Vallée often shoots Perry as one would a black-hat in a classic Western; in dark light, shot a little from below. He skulks around, the bad apple who goes from town to town abusing women, smashing his fists into saloon doors. As in most Westerns, a community must band together to rid themselves of this villain, to chase the toxic element away. What surprised me about Big Little Lies, however, was that it was women who were doing the chasing, who decided to defend their positions on the land. It is so rare, in popular entertainment, that we see a group of women, especially wealthy mothers, working together in the service of a common goal rather than competing with one another for status. In the end, the five women choose to defend their mutual territory rather than tear each other apart. They win the West for themselves, and for the safety of their children.

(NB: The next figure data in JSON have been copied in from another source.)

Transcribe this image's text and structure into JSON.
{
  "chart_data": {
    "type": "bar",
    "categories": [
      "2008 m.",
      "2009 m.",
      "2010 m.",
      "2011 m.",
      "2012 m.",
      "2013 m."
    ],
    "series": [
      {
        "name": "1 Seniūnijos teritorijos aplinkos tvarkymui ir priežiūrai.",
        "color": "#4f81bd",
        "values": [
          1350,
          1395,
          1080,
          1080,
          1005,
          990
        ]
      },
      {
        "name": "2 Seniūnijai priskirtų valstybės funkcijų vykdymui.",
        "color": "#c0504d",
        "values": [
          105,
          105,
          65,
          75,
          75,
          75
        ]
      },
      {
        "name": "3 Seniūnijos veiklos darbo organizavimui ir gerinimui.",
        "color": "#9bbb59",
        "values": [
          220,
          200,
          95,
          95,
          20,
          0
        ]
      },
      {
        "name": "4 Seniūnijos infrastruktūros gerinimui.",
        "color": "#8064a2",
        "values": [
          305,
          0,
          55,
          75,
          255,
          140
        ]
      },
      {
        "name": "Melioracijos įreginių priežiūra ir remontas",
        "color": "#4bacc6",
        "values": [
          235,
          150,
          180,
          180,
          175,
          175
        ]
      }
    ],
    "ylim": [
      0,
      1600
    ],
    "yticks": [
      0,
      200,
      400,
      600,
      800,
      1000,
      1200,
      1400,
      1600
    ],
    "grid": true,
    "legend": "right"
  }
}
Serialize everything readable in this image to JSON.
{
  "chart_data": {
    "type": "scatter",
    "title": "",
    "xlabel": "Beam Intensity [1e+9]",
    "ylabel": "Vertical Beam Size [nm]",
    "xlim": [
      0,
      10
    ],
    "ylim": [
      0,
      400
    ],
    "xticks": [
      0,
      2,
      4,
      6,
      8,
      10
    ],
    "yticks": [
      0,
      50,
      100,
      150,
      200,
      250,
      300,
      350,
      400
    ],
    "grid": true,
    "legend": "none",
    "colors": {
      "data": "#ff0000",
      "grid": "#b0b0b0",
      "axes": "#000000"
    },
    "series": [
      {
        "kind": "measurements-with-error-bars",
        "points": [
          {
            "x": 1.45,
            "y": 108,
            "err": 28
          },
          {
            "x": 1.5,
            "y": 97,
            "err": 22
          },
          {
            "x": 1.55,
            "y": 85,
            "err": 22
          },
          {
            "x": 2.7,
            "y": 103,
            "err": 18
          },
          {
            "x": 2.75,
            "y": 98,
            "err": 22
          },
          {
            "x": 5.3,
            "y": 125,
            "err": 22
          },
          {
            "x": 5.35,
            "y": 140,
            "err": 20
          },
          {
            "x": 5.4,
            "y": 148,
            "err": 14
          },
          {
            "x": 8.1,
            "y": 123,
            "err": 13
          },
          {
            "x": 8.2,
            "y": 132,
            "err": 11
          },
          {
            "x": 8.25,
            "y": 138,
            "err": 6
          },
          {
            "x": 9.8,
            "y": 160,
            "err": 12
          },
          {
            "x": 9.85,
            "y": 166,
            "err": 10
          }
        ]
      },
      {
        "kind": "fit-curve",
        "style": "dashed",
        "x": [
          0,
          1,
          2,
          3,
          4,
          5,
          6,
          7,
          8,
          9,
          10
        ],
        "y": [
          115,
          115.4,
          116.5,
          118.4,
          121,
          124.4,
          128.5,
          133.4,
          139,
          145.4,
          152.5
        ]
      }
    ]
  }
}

The blue feeling at the edge of California can easily make people feel lonesome, and separate. It is isolating to want so much, to yearn for so much, and to never feel satisfied, even when cradled in such heartbreaking beauty. But what Big Little Lies reaffirms, is that in the West, when you walk up to the edge, it is important to look around and see the others who are standing out on the bluffs with you.

Everyone is inventing, making it up as they go along. From one angle, this can look like a collective lie, a mass delusion. But what I took away from the finale is that there are some lies that must be shared, some burdens that can only be relieved by a mutually-understanding community. This is why people continue to amble to the crests of California, in search of this dreamscape, of a utopian kinship. Sometimes it can take trauma to find it, sometimes it can even take living outside the law with a shared secret, but in the end, the place will open up for those who choose to conquer it together.